Calling the Gods
Page 20
“I’ve been seeing things, Jim.”
“Yes?”
“For some time now. A bunch of youngsters living here. In another time. Like one of those big old families that were around when I was a nipper, with umpteen children and a few ring-ins, maybe a widowed sister with a couple of kids, or some cousin’s orphans. That’s what this lot remind me of, only there’s no grown-ups, just an older girl. She’s in some trouble or other, I can’t make out just what.
“They’re living here, but the place is different. It must have happened in the past some time, like before the Great War, but it doesn’t look the nineteenth century. Sometimes I get the feeling they’re living in the future.”
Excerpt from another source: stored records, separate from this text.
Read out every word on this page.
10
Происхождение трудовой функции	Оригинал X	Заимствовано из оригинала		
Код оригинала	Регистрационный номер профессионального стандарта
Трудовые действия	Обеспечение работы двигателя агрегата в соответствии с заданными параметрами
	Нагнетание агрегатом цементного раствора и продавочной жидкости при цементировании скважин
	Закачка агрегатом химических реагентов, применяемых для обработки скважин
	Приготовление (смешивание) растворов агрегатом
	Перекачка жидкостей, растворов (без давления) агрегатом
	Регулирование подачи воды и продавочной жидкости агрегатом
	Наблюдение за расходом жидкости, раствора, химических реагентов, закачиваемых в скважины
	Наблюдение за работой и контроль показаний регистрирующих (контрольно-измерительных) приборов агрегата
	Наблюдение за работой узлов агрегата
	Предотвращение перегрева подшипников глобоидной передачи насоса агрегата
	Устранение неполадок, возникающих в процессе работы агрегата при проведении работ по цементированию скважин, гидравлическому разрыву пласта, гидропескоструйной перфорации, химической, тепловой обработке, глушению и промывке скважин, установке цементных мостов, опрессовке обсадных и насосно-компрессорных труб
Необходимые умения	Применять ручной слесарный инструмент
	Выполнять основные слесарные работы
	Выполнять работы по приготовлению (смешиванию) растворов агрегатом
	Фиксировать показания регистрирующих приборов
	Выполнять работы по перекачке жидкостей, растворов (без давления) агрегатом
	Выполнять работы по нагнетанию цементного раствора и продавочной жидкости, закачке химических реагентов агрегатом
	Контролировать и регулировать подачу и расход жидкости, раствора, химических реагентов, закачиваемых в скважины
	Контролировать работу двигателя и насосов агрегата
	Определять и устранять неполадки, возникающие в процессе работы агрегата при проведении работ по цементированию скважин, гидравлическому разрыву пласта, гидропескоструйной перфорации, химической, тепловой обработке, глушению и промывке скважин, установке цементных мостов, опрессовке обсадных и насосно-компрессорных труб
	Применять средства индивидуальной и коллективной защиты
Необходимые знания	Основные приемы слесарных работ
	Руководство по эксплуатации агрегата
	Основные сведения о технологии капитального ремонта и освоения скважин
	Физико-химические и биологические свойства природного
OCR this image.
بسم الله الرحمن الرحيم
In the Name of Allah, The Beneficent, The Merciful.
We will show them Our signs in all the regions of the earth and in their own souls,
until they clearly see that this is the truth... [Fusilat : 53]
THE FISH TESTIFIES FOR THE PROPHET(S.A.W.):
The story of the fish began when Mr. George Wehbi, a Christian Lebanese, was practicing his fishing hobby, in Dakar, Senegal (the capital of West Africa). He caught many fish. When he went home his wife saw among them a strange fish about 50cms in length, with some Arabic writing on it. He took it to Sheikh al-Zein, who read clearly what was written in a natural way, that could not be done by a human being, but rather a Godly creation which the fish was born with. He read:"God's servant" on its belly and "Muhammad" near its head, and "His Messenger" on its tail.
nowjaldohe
“Have you tried talking to them?”
“They can’t hear me, yet I can hear them clear enough. I thought,” said Mac, and he coughed, “I thought maybe they were the same lot I’ve seen you watching.”
I looked at him.
“It’s okay, I kept it to myself.”
“I thought you knew something, but couldn’t tell how much.”
“I was awake to something going on for the past few years.” Mac coughed. “I saw you any number of times, looking at something I couldn’t make out, or listening to it. Then this family started appearing to me, and they’re living here where we are now, only just about everything’s different.”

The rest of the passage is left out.